En ce qui concerne les intérêts au taux majoré :
11. Aux termes de l’article 1231-7 du code civil : « En toute matière, la condamnation à une indemnité emporte intérêts au taux légal même en l’absence de demande ou de disposition spéciale du jugement. Sauf disposition contraire de la loi, ces intérêts courent à compter du prononcé du jugement à moins que le juge n’en décide autrement. / En cas de confirmation pure et simple par le juge d’appel d’une décision allouant une indemnité en réparation d’un dommage, celle-ci porte de plein droit intérêt au taux légal à compter du jugement de première instance. Dans les autres cas, l’indemnité allouée en appel porte intérêt à compter de la décision d’appel. Le juge d’appel peut toujours déroger aux dispositions du présent alinéa ». Aux termes de l’article L. 313-3 du code monétaire et financier : « En cas de condamnation pécuniaire par décision de justice, le taux de l’intérêt légal est majoré de cinq points à l’expiration d’un délai de deux mois à compter du jour où la décision de justice est devenue exécutoire, fût-ce par provision. (…) Toutefois, le juge de l’exécution peut, à la demande du débiteur ou du créancier, et en considération de la situation du débiteur, exonérer celui-ci de cette majoration ou en réduire le montant ».
12. Il résulte de ces dispositions que, même en l’absence de demande en ce sens et même lorsque le juge ne l’a pas explicitement prévu, tout jugement prononçant une condamnation à une indemnité fait courir les intérêts, du jour de son prononcé jusqu’à son exécution, au taux légal puis au taux majoré, s’il n’est pas exécuté dans les deux mois de sa notification.
13. M. et Mme A… B… peuvent donc prétendre à l’indemnisation des intérêts légaux au taux majoré sur les sommes au paiement desquelles le centre hospitalier de Briançon a été condamné en réparation des préjudices de M. et Mme A… B… et au titre de l’article L. 761-1 du code de justice administrative, par le jugement du tribunal du 5 novembre 2018 et par l’arrêt de la cour du 20 octobre 2022.

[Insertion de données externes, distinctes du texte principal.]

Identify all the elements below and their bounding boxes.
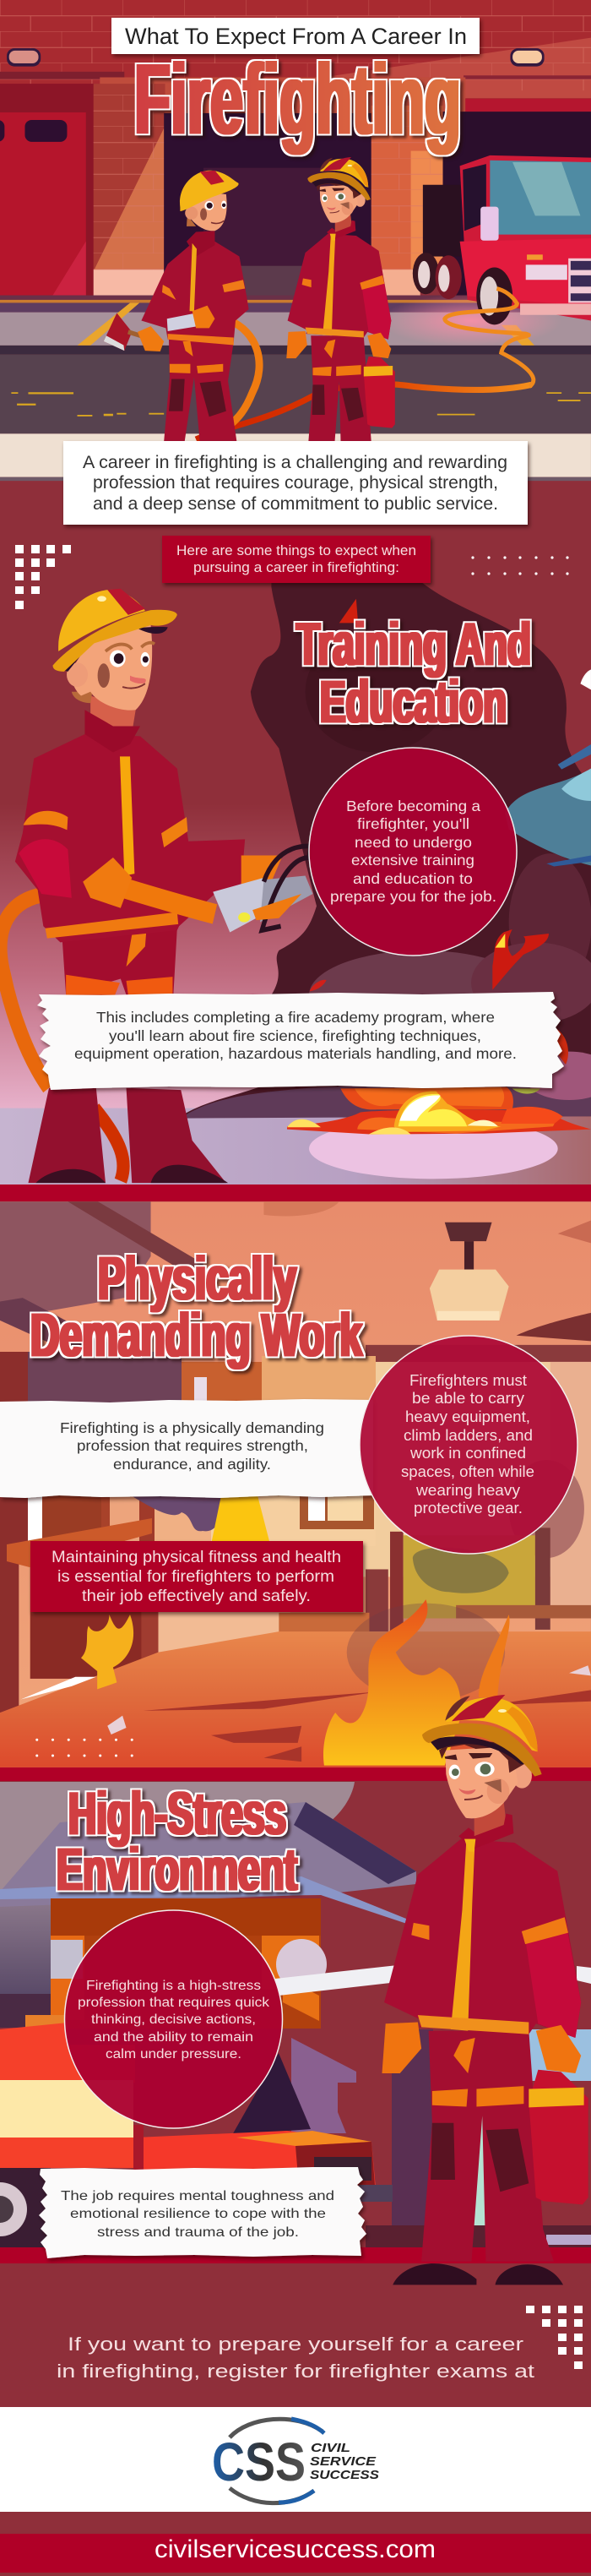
circle: carrying equipment: heavy equipment, — [405, 1408, 530, 1425]
lavender block and dark wedge — [232, 2038, 356, 2135]
logo: civil service success: SUCCESS — [310, 2468, 379, 2482]
logo: civil service success: SERVICE — [310, 2454, 377, 2469]
water splash — [505, 669, 591, 866]
right garage opening — [443, 99, 591, 300]
fire truck — [413, 155, 591, 324]
circle: high stress — [64, 1910, 282, 2128]
section 3 scene: burning room — [0, 1201, 591, 1767]
title banner: What To Expect From A Career In — [125, 24, 467, 49]
background column and gaps — [366, 2029, 591, 2247]
circle: carrying equipment: spaces, often while — [401, 1463, 534, 1480]
firefighter with extinguisher, large — [382, 1695, 588, 2285]
torn note: mental toughness: The job requires mental toughness and — [61, 2189, 334, 2203]
decorative dots lower left — [35, 1739, 133, 1757]
torn band: physical demands: Firefighting is a physically demanding — [60, 1419, 324, 1436]
bar under section 2 — [0, 1185, 591, 1201]
red box: fitness: Maintaining physical fitness and health — [52, 1548, 341, 1566]
smoke cloud — [181, 538, 591, 1119]
torn note: fire academy: you'll learn about fire science, firefighting techniques, — [109, 1027, 481, 1044]
logo: civil service success: CSS — [212, 2432, 306, 2492]
logo band — [0, 2407, 591, 2512]
small flame left — [21, 1615, 133, 1699]
circle: carrying equipment: work in confined — [409, 1445, 526, 1462]
torn note: fire academy — [37, 992, 564, 1090]
logo: civil service success: CIVIL — [311, 2441, 350, 2455]
grey sky disc — [0, 1782, 355, 1893]
circle: carrying equipment: wearing heavy — [415, 1482, 520, 1499]
central doorway — [164, 113, 372, 300]
heading: physically demanding work: Demanding Work — [30, 1302, 363, 1370]
heading: high-stress environment: Environment — [57, 1837, 297, 1903]
heading: physically demanding work: Physically — [98, 1245, 296, 1313]
circle: high stress: thinking, decisive actions, — [91, 2012, 256, 2027]
circle: carrying equipment: protective gear. — [414, 1500, 523, 1517]
decorative white squares bottom right — [526, 2306, 583, 2369]
closing call to action: If you want to prepare yourself for a career — [68, 2334, 524, 2355]
red box: fitness: is essential for firefighters to perform — [57, 1567, 334, 1586]
circle: high stress: profession that requires quick — [78, 1996, 269, 2010]
room details behind the text band — [0, 1352, 376, 1567]
torn band: physical demands — [0, 1399, 373, 1498]
hero illustration: fire station — [0, 0, 591, 481]
torn note: fire academy: This includes completing a fire academy program, where — [96, 1009, 495, 1026]
circle: training text: firefighter, you'll — [357, 815, 469, 832]
section 4 scene: street and truck — [0, 1782, 591, 2263]
intro text card: and a deep sense of commitment to public service. — [93, 494, 498, 514]
hoses on road — [196, 288, 534, 439]
torn note: mental toughness: stress and trauma of the job. — [97, 2225, 299, 2240]
circle: carrying equipment: Firefighters must — [409, 1372, 527, 1389]
circle: carrying equipment — [360, 1336, 577, 1554]
circle: high stress: and the ability to remain — [94, 2030, 253, 2045]
circle: training text — [309, 748, 517, 956]
decorative white squares top left — [15, 545, 71, 609]
right window — [279, 1528, 591, 1633]
intro text card — [63, 441, 528, 525]
lower left door panel — [0, 1524, 158, 1713]
intro text card: profession that requires courage, physical strength, — [93, 473, 498, 493]
wall areas — [158, 1362, 591, 1656]
circle: carrying equipment: climb ladders, and — [404, 1427, 533, 1444]
title banner — [111, 18, 480, 54]
brick pillar left — [94, 84, 165, 300]
circle: carrying equipment: be able to carry — [412, 1390, 524, 1407]
torn note: mental toughness — [39, 2167, 366, 2258]
circle: training text: need to undergo — [355, 834, 472, 851]
logo: civil service success — [212, 2419, 379, 2503]
red box: fitness — [30, 1541, 363, 1612]
wall lamps — [7, 48, 545, 67]
torn note: fire academy: equipment operation, hazardous materials handling, and more. — [74, 1045, 517, 1062]
ground layers — [0, 294, 591, 481]
torn band: physical demands: endurance, and agility. — [113, 1456, 271, 1473]
firefighter with extinguisher — [286, 157, 395, 471]
circle: training text: and education to — [353, 870, 473, 887]
brick pillar right — [371, 106, 443, 300]
decorative dots top right — [471, 556, 569, 575]
red box: fitness: their job effectively and safely. — [82, 1587, 311, 1605]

En ce qui concerne le montant de la créance non sérieusement contestable :
14. Il résulte de ce qui précède que M. et Mme A… B… justifient d’une créance non sérieusement contestable d’un montant total de 152 398,18 euros. Il résulte cependant de l’instruction que la société Relyens mutual insurance a réglé à M. et Mme A… B… la somme totale de 164 533,92 euros par deux virements bancaires en compte CARPA, supérieure à cette créance incluant les intérêts et les intérêts majorés.
15. La créance résiduelle d’un montant de 51 527,44 euros dont se prévalent M. et Mme A… B… n’apparait pas dans le présent litige comme non sérieusement contestable. Il n’y a donc pas lieu de faire droit à la demande de provision.
Sur les frais liés au litige :
16. Il y a lieu, dans les circonstances de l’espèce, de laisser à chacune des parties la charge des frais exposés et non compris dans les dépens.
D É C I D E :
Article 1er : La requête de M. et Mme A… B… est rejetée.
Article 2 : Les conclusions présentées par la société Relyens mutual insurance et le centre hospitalier de Briançon sur le fondement de l’article L. 761-1 du code de justice administrative sont rejetées.
Article 3 : Le présent arrêt sera notifié à M. et Mme G… et D… A… B…, à la société Relyens Mutual Insurance et au centre hospitalier de Briançon.
Délibéré après l’audience du 27 novembre 2025, à laquelle siégeaient :
- Mme Cécile Fedi, présidente de chambre,
- Mme Lison Rigaud, présidente assesseure,
- M. Jérôme Mahmouti, premier conseiller.
Rendu public par mise à disposition au greffe le 12 décembre 2025.